How does an infantryman—a grunt, if you will—who spent a better part of his twenties getting shot at, blown up, and in a war zone only to come back with a case of PTSD and a feeling of worthlessness and failure become successful? You find a passion, a place and a purpose and you execute the hell out of it. When I integrated into the civilian world in 2011, I was fortunate enough to form a new band of brothers and sisters. People stepped up to help me uncover the dormant skill sets that I always had just never knew how to tap into.

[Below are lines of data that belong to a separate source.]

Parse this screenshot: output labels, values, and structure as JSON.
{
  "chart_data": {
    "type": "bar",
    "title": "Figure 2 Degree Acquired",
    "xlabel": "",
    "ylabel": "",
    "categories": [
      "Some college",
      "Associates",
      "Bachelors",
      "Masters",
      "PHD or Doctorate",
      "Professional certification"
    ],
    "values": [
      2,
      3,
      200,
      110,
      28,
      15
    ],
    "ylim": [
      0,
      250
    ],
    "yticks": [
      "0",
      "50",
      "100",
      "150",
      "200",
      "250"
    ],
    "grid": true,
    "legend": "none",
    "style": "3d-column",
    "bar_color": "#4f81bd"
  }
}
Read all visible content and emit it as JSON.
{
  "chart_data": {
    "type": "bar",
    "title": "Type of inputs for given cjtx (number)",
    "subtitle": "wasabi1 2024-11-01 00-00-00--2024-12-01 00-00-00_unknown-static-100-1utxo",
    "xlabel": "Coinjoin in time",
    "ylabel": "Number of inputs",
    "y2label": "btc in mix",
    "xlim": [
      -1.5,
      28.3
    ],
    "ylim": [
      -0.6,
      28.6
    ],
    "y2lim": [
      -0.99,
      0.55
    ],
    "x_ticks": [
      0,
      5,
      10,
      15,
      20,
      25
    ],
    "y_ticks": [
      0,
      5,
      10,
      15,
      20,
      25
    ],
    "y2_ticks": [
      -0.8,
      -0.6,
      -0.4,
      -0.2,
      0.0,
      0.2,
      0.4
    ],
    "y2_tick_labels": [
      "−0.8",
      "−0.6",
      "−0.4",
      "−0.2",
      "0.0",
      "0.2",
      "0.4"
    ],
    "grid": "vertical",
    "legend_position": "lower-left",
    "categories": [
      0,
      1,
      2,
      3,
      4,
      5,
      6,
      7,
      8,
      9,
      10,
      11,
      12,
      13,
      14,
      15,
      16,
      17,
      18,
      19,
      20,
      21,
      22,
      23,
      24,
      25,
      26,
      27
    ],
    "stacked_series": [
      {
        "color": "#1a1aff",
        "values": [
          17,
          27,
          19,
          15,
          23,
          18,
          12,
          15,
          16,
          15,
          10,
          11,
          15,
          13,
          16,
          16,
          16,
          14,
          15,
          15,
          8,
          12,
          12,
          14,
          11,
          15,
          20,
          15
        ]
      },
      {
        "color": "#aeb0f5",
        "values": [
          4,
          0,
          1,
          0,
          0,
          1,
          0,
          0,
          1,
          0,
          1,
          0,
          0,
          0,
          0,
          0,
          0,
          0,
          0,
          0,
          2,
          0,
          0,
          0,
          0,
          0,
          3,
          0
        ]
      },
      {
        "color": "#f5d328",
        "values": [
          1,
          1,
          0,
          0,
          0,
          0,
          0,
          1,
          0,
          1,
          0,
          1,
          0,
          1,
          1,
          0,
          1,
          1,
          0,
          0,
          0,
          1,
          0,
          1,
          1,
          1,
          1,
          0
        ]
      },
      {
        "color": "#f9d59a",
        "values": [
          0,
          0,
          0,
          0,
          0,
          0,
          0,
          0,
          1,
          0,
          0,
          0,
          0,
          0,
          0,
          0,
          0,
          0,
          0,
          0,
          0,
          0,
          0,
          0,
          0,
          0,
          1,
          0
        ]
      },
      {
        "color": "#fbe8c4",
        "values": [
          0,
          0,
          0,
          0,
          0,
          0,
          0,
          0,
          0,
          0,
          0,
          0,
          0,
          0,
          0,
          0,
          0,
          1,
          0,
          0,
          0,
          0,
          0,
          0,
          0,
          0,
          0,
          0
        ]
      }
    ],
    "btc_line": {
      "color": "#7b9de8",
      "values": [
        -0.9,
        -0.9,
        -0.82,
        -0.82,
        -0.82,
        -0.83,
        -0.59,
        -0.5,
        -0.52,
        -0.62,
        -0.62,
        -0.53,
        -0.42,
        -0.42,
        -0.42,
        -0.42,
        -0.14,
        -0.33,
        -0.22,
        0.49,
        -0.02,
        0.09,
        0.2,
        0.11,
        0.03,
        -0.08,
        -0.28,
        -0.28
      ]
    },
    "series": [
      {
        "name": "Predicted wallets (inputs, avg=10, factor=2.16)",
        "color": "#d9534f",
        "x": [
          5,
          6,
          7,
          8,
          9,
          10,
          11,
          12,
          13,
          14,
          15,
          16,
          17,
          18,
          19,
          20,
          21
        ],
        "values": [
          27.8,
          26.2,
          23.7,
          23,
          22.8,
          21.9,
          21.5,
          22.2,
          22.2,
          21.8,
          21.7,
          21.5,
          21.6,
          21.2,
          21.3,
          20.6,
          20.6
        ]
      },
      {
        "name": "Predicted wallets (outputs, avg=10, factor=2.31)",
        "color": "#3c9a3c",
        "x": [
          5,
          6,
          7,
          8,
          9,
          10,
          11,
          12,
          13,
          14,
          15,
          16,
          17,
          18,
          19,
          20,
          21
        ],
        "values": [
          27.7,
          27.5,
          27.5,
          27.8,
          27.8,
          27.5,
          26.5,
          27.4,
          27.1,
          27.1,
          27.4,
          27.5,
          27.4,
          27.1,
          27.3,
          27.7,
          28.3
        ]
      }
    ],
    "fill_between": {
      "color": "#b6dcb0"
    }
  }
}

For me, healing and transitioning came in the form of entrepreneurship and education. I started to build things; to help people chase down their dreams and hope. I realized that I could create a better world for my wife and kids through building things of impact. I became a part of teams who poured their heart and souls into disrupting the way we do entrepreneurship and education. I stood back in the face of traditional academics and business models the way I looked down the alley of streets in Iraq, and decided that fighting for survival on the battlefield was no different than fighting for the next generation of business leaders, political activist, philanthropist, doctors, teachers, mechanics…you get the idea.

Over the course of the last six years I have helped build businesses, entrepreneurship programs, a high school and now an education foundation. I consider myself to be pretty successful and it is attributed to two things: the lessons I learned in the military, and a support system that won’t let me quit.

In the end, your purpose can’t be defined by anyone else. You have to find your purpose, but you also cannot do it alone. Pride goes a long way but stops just short of getting you to success. There is a whole world out there that is ready for veterans to come in and disrupt it in the best way possible, we just have to be willing to do it. Contrary to popular belief, the world isn’t against us. They want nothing more than to make us feel like the place we agreed to go protect feels like home. Reach out and find what you love; trial and error is no different than dry, blank, live iterations during a field problem. Continue to improve upon your skill sets. Be a subject matter expert at your life. That will make the transition less scary.

The toughest battle I have ever fought is the one of transition and I am still fighting today. I will never truly beat PTSD; I will never really be a civilian; but now I am equipped with a purpose, a foundation and a network of support and I am ready to take on the rest of this battle called life.